Engineered risk is a key risk factor in depleted fields. Legacy wells, or existing wells—for example, historical exploration, appraisal, or oil and gas production wells—represent one of the biggest risks of loss of containment. And while we can mitigate the risk of leakage associated with existing wells, this can affect project CAPEX (upfront cost) and may be difficult to implement. In offshore projects, locating a legacy well if it is plugged and abandoned can be the biggest challenge. Projects may be abandoned if the cost of making legacy wells safe before CO2 injection is too high. Saline aquifers may carry a lower risk of engineered loss of containment, but if they are sitting above a producing formation, many wells may pass through the saline aquifer, are often the fast-drilled, minimum-cost section of a well, and can be prone to increased leakage risk.


In phase management, CO2 is different, both chemically and thermodynamically, to hydrocarbons. In normal pressured saline aquifers, the main requirement is to ensure CO2 remains in a dense (supercritical) phase to maximize the mass of CO2 that can be stored. This occurs at depths of at least 800-1000 m below the surface of the earth. In depleted fields, there can be a significant difference between the pressure of CO2 arriving at the wellhead and the pressure in the reservoir under CO2 injection. This can lead to the CO2 changes “phase,” for example, from dense liquid state to gas phase in an instant, which is a violent transformation and can cause problems with changes in density of the CO2 and a rapid drop in temperature. Our challenge is to design a well and an injection plan to handle and control the CO2 phase over the project lifecycle as injection starts and the reservoir starts to re-pressure.


How do you envision geological carbon storage as a promising tool to achieve net-zero?


CCS is just one technology, but may be critical for the reduction of emissions as it has the potential to capture and store large volumes of CO2, and keep them out of the atmosphere for an extended period of time to allow the Earth's carbon cycle to reach something close to equilibrium. We must harness the most appropriate technologies for the geographic location (not everywhere has suitable geological storage sites), the volume of emissions, and the local economy.

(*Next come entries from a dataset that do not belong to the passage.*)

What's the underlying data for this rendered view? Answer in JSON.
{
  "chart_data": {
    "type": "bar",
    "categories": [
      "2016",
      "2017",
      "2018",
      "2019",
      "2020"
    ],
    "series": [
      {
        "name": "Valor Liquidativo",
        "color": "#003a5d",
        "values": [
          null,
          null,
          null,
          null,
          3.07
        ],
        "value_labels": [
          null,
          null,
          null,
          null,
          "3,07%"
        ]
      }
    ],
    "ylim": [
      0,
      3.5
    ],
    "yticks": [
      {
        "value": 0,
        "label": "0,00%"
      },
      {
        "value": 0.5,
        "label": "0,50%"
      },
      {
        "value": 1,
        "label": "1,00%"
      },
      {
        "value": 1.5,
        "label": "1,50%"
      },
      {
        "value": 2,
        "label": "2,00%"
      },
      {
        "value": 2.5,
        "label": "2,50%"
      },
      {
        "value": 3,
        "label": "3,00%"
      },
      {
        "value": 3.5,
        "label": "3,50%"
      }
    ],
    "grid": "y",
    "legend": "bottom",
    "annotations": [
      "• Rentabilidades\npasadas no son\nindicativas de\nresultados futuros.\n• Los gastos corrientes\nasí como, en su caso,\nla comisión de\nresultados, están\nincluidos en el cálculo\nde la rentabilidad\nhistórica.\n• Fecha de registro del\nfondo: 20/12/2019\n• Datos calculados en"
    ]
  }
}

From a long-term sustainability perspective, what do you think needs more research to ensure the stability of CCS storage sites over decades or even centuries?

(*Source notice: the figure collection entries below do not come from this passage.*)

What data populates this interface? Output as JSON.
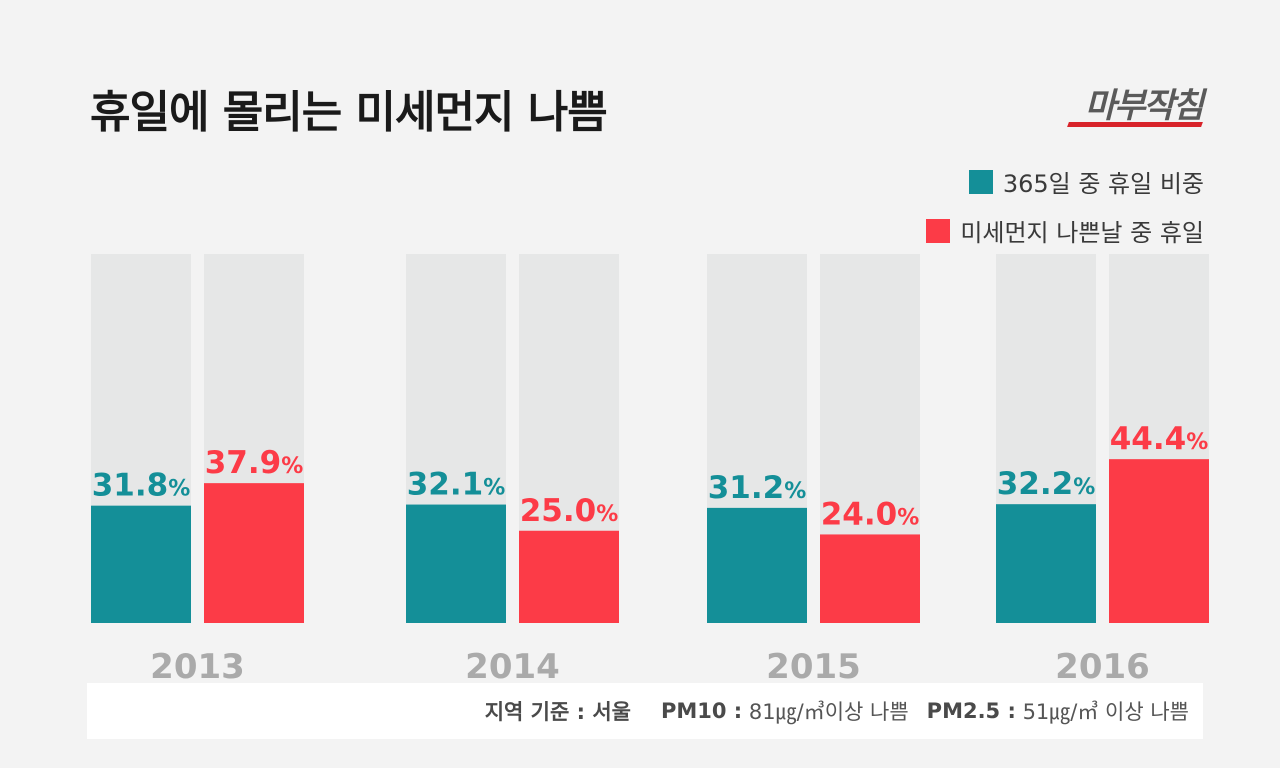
{
  "title": "휴일에 몰리는 미세먼지 나쁨",
  "brand": "마부작침",
  "legend": [
    {
      "label": "365일 중 휴일 비중",
      "color": "#148f98"
    },
    {
      "label": "미세먼지 나쁜날 중 휴일",
      "color": "#fc3b47"
    }
  ],
  "chart_data": {
    "type": "bar",
    "title": "휴일에 몰리는 미세먼지 나쁨",
    "categories": [
      "2013",
      "2014",
      "2015",
      "2016"
    ],
    "series": [
      {
        "name": "365일 중 휴일 비중",
        "values": [
          31.8,
          32.1,
          31.2,
          32.2
        ],
        "color": "#148f98"
      },
      {
        "name": "미세먼지 나쁜날 중 휴일",
        "values": [
          37.9,
          25.0,
          24.0,
          44.4
        ],
        "color": "#fc3b47"
      }
    ],
    "value_suffix": "%",
    "ylim": [
      0,
      100
    ],
    "grid": false,
    "legend_position": "top-right",
    "track_color": "#e6e7e7"
  },
  "footnote": {
    "region_label": "지역 기준 : 서울",
    "pm10_label": "PM10 :",
    "pm10_value": "81㎍/㎥이상 나쁨",
    "pm25_label": "PM2.5 :",
    "pm25_value": "51㎍/㎥ 이상 나쁨"
  }
}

I think the CCS industry has progressed over the past 20 to 30 years. The cost of CCS remains an obstacle, but from a technical perspective, one concern is how to assess the risk of leakage from legacy wells. Old wells were drilled several decades ago with a wide range of materials and methods. These wells were not drilled with long-term CO2 storage in mind. Production wells may have been in service for several years and have been exposed to different fluids and stresses. Our job is to perform a risk assessment on all these factors and identify the risk of loss of containment, evaluate the effect of any movement of CO2 around the well, and plan and perform corrective action to prevent the risk of CO2 migration along the well that is cause for concern for other resources (e.g., potable water) or surface release.